184.四凶の窮奇と厄神
俺たちはエルフ国アネモスギーヴへとやってきた。
不死鳥のホークスさんに、病を強制的に与えた存在……それが、目の前に居るモンスター。
「こいつが……窮奇ですね」
窮奇の見た目は、ベヒモスであるタイちゃんに少し似ている。
三メートルほどの虎みたいな外見だ。
けれど毛皮の色は真っ黒だし、なにより、全身からヤマアラシのような針が生えている。
さらに特徴的なのは、窮奇が立っている場所の草が、腐食してることだ。
くんっ、と俺は匂いを嗅いで、すぐに気づく。
「黒銀さん、気をつけてください。やつは致死性の毒を常に分泌しつづけるようです」
「……さすがだね、犬並みの嗅覚だ」
俺、そして黒銀さんの二人は窮奇から距離を取って相対する。
接近すると、窮奇の毒を浴びてしまうからだ。
「……どうする?」
「まずは対話を試みます」
「……!? 正気かい? 敵は恐ろしい化け物なんだよ? 直ぐに消したほうがいい」
黒銀さんは窮奇をすぐさま討伐したいみたいだ。
けど俺は……できることなら、対話を試みたい。
なんで、病気を振る舞いているのか。
そのわけを知りたいのだ。
「……知性があるとも限らないんだぞ?」
「いえ、あります」
「……根拠は?」
「こちらの様子をうかがっているからです」
麻酔が効いてるっていうのもあるんだろうけど。
窮奇はこちらをジッと見ている。どこか知性を感じられた。
「それに大抵の毒は俺に効きません。お願いします、一回ハナさせてください」
「……なぜ対話を?」
「俺は……俺の力は、薬神アスクレピオス師匠からもらったものだから、です」
師匠から教わったの力は、人を治す力。 できることなら、戦いたくないのだ。
窮奇にも事情があるかも知れない。
害をなしてる時点で、その可能性は薄い気がしなくもないけど。
「……わかった。

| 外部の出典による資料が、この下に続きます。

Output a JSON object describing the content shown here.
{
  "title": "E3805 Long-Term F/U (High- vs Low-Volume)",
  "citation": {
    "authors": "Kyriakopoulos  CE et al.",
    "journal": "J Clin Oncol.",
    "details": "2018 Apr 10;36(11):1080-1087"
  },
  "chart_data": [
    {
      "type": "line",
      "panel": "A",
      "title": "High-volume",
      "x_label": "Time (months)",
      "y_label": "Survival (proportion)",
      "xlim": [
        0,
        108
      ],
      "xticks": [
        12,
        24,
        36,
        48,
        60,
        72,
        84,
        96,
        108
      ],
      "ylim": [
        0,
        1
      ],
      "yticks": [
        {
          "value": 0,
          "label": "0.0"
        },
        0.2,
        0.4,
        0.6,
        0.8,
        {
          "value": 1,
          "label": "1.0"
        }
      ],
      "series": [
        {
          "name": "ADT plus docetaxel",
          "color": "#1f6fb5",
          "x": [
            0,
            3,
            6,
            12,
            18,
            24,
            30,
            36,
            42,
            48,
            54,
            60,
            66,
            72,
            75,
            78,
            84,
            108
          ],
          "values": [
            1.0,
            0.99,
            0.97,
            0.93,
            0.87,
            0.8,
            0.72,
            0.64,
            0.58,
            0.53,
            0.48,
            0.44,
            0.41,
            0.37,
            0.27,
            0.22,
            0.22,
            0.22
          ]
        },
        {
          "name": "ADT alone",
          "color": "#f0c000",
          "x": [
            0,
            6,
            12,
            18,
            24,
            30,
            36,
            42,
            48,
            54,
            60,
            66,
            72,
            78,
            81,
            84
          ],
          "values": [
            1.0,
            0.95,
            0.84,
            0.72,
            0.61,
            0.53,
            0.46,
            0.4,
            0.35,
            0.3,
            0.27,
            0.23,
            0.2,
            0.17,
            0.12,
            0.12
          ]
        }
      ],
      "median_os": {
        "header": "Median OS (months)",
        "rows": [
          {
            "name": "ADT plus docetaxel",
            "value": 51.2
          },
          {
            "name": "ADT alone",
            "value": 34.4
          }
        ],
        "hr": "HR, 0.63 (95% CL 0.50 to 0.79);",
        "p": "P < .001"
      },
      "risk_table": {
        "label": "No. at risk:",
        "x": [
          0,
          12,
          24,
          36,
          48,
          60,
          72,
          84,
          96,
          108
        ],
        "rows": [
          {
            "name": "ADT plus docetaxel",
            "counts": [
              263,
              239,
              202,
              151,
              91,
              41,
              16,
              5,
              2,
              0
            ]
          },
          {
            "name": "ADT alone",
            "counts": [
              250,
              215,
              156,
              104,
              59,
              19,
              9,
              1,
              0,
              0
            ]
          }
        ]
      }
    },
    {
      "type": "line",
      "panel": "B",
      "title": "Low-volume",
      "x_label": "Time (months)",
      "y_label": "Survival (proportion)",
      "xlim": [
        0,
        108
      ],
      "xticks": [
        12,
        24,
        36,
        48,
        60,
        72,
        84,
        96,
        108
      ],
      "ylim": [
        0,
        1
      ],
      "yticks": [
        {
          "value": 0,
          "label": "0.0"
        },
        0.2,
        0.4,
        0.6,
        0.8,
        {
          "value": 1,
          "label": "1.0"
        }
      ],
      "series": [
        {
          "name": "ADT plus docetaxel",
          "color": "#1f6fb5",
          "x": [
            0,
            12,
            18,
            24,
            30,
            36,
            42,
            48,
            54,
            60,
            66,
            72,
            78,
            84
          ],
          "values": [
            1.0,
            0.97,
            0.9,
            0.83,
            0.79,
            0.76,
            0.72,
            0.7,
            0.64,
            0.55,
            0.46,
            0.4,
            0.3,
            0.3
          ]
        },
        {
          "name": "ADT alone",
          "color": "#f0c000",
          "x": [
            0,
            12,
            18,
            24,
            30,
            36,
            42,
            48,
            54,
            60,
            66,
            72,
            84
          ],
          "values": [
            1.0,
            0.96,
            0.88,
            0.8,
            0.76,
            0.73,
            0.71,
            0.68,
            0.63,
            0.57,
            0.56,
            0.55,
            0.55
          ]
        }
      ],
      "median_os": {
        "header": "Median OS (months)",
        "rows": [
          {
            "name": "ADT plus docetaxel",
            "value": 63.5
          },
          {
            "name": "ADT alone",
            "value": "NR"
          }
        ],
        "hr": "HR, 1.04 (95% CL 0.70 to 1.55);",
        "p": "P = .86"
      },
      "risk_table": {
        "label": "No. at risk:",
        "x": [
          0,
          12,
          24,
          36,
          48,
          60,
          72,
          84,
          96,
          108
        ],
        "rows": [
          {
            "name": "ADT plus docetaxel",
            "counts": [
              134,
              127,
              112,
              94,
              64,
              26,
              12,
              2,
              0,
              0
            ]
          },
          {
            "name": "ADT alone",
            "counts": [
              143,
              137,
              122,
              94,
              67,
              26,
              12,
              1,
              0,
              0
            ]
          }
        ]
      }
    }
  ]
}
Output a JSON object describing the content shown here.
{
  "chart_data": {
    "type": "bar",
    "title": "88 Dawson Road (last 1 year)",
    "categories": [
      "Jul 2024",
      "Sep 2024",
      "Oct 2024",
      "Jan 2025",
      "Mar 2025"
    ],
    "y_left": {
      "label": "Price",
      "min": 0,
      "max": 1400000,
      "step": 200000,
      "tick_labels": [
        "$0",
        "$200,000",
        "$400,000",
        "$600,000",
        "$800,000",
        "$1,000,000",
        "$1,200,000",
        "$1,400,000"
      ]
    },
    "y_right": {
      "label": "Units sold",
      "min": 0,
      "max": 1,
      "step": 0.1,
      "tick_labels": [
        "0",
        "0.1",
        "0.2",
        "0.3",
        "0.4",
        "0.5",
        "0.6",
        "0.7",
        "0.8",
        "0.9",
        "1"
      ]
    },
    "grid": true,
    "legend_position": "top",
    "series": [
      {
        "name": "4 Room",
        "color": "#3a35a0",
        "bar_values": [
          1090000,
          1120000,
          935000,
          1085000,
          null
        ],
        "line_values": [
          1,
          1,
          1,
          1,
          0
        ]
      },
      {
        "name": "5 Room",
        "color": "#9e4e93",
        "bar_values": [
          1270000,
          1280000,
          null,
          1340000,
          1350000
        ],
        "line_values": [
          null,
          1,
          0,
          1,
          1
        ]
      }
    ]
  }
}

任せる」
「ありがとうございます」
俺はざっざっざっ、と窮奇に近づく。
近づくとわかる。彼から、恐ろしい量の毒が分泌されてることに。
並の人間なら死んでしまうだろう毒が、大気中にまき散らされている。
俺は声が聞こえるくらいの距離までやってきた。
「初めまして。俺は、リーフ・ケミスト。薬師をしてます」
すると窮奇は、俺を見て言う。
『……厄神か?』
「? ヤクシン……薬神……? 薬神アスクレピオスは俺の師匠ですけど」
すると窮奇が、一瞬にして消える。
「リーフ君!?」
『そうか、疾く……死ね』
俺の体が宙を舞う。
さっきまで俺が立っていた場所に窮奇がいた。
俺は見た。窮奇が一瞬で
距離を詰めて、俺にたいあたりを食らわせてきたことを。
体当たりの瞬間ジャンプしたので直撃は避けられた。